Laba is celebrated on the eighth day of the last lunar month, referring to the traditional start of celebrations for the Chinese New Year. La in Chinese means the 12th lunar month and ba means eight.
Legends about the origin of this festivity abound. One holds that over 3,000 years ago sacrificial rites called La (腊) were held in the twelfth lunar month when people offered up their preys to the gods of heaven and earth. The Chinese characters for prey (猎物) and the twelfth month (腊 La) were interchangeable then, and ever since La has been used to refer to both. Since the festival was held on the eighth day of the Last month, people later appended the number eight (ba in Chinese), giving us the current Laba.
The majority Han Chinese have long followed the tradition of eating Laba rice porridge on the Laba Festival. The date usually falls in mid-January.
Laba rice porridge was first introduced to China in the Song Dynasty about 900 years ago.
Buddhism was well accepted in the areas inhabited by the Han Chinese, who believed that Sakyamuni, the first Buddha and founder of the religion, attained enlightenment on the eighth day of the twelfth month. Sutras were chanted in the temples and rice porridge with beans, nuts and dried fruit was prepared for the Buddha. With the passing of time the custom extended, especially in rural areas where peasants would pray for a plentiful harvest in this way.

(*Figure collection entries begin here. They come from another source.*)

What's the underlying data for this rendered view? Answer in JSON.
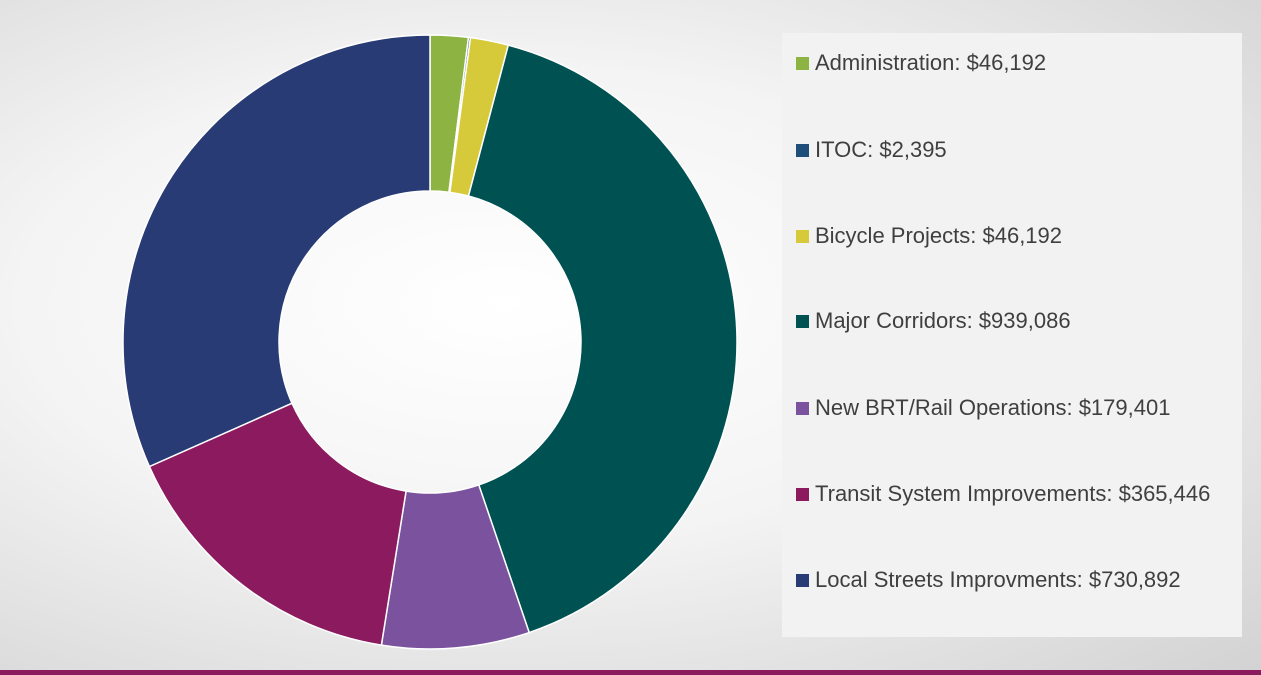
{
  "chart_data": {
    "type": "donut",
    "categories": [
      "Administration: $46,192",
      "ITOC: $2,395",
      "Bicycle Projects: $46,192",
      "Major Corridors: $939,086",
      "New BRT/Rail Operations: $179,401",
      "Transit System Improvements: $365,446",
      "Local Streets Improvments: $730,892"
    ],
    "values": [
      46192,
      2395,
      46192,
      939086,
      179401,
      365446,
      730892
    ],
    "colors": [
      "#8db443",
      "#1f4e79",
      "#d6c93a",
      "#005152",
      "#7a529e",
      "#8b1a5e",
      "#283b74"
    ],
    "legend": "right"
  }
}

There is, however, another touching story: When Sakyamuni was on his way into the high mountains in his quest for understanding and enlightenment, he grew tired and hungry. Exhausted from days of walking, he passed into unconsciousness by a river in India. A shepherdess found him there and fed him her lunch -- porridge made with beans and rice. Sakyamuni was thus able to continue his journey. After six years of strict discipline, he finally realized his dream of full enlightenment on the eighth day of the twelfth lunar month. Ever since, monks have prepared rice porridge on the eve and held a ceremony the following day, during which they chant sutras and offer porridge to Buddha. Thus, the tradition of eating Laba porridge was based in religion, though with the passing of time the food itself became a popular winter dish especially in cold northern China.

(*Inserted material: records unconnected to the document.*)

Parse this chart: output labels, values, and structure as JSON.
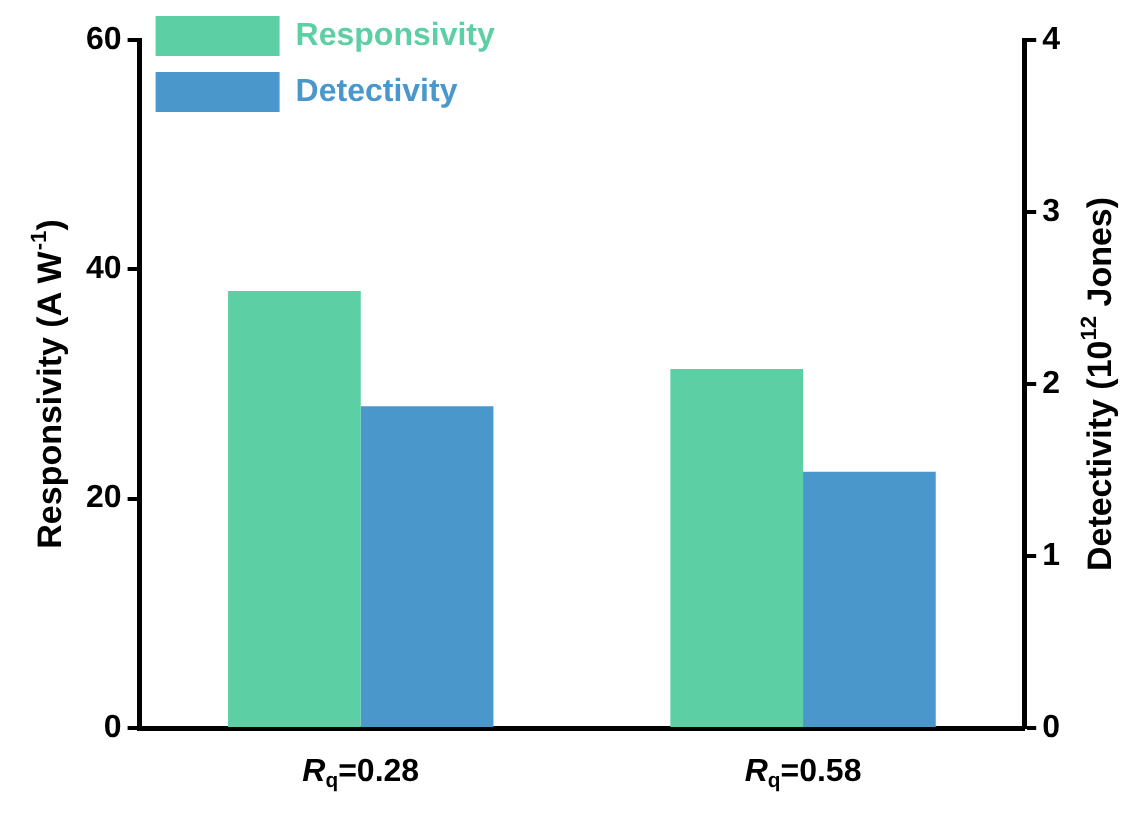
{
  "chart_data": {
    "type": "bar",
    "categories": [
      "R$_{q}$=0.28",
      "R$_{q}$=0.58"
    ],
    "series": [
      {
        "name": "Responsivity",
        "color": "#5ccfa5",
        "values": [
          38.1,
          31.3
        ]
      },
      {
        "name": "Detectivity",
        "color": "#4a97cc",
        "values": [
          1.87,
          1.49
        ],
        "axis": "y2"
      }
    ],
    "ylabel": "Responsivity (A W$^{-1}$)",
    "y2label": "Detectivity (10$^{12}$ Jones)",
    "ylim": [
      0,
      60
    ],
    "yticks": [
      0,
      20,
      40,
      60
    ],
    "y2lim": [
      0,
      4
    ],
    "y2ticks": [
      0,
      1,
      2,
      3,
      4
    ],
    "legend": "top left"
  }
}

According to written records, large Buddhist temples would offer Laba rice porridge to the poor to show their faith to Buddha. In the Ming Dynasty about 500 years ago, it became such a holy food that emperors would offer it to their officials during festivals. As it gained favor in the feudal upper class, it also quickly became popular throughout the country.
Laba Rice Porridge
Laba rice porridge contains glutinous rice, red beans, millet, Chinese sorghum, peas, dried lotus seeds, red beans and some other ingredients, such as dried dates, chestnut meat, walnut meat, almond, peanut, etc. Actually eight ingredients are used, cooked with sugar to make the porridge tasty. Northerners prefer to use glutinous rice, red beans, dates, lotus seeds, dried long'an pulp, walnuts, pine nuts and other dried fruits in their porridge; southerners like a salty porridge prepared with rice, soybeans, peanuts, broad beans, taro, water chestnuts, walnuts, vegetables and diced meat. In the north, it is a dessert with sugar added; in the south, salt is put in. Some people like to add cinnamon and other condiments to add flavor.

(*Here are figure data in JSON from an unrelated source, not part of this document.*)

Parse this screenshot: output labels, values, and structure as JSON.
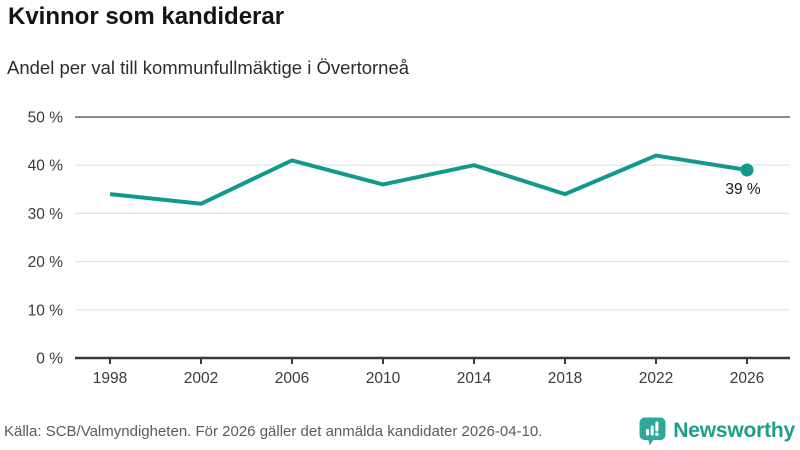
{
  "chart_data": {
    "type": "line",
    "title": "Kvinnor som kandiderar",
    "subtitle": "Andel per val till kommunfullmäktige i Övertorneå",
    "categories": [
      "1998",
      "2002",
      "2006",
      "2010",
      "2014",
      "2018",
      "2022",
      "2026"
    ],
    "values": [
      34,
      32,
      41,
      36,
      40,
      34,
      42,
      39
    ],
    "y_ticks": [
      "0 %",
      "10 %",
      "20 %",
      "30 %",
      "40 %",
      "50 %"
    ],
    "ylim": [
      0,
      50
    ],
    "end_label": "39 %",
    "grid": true,
    "legend": "none",
    "colors": {
      "line": "#119a8c",
      "grid": "#e2e2e2",
      "top_grid": "#8c8c8c",
      "axis": "#3a3a3a",
      "tick_text": "#3a3a3a",
      "end_label_text": "#1a1a1a"
    }
  },
  "footer": {
    "source": "Källa: SCB/Valmyndigheten. För 2026 gäller det anmälda kandidater 2026-04-10.",
    "brand": "Newsworthy",
    "brand_color": "#1f9d8e",
    "logo_color": "#2ea89a"
  }
}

Controlling the heat is of great importance in making Laba porridge. At the start, the flame must be high, but the fire is then turned down to let the porridge simmer until it begins to emit a very delicious smell. The process is time-consuming but not complicated.
Laba porridge is not only easy to prepare, but also a nutritious winter food because it contains amino acids, protein, vitamins and other nutrition people need. Cooked nuts and dried fruit are good for soothing nerves, nourishing one's heart and vitality, and strengthening the spleen. Perhaps that is why it is also called babao (Eight Treasure) porridge.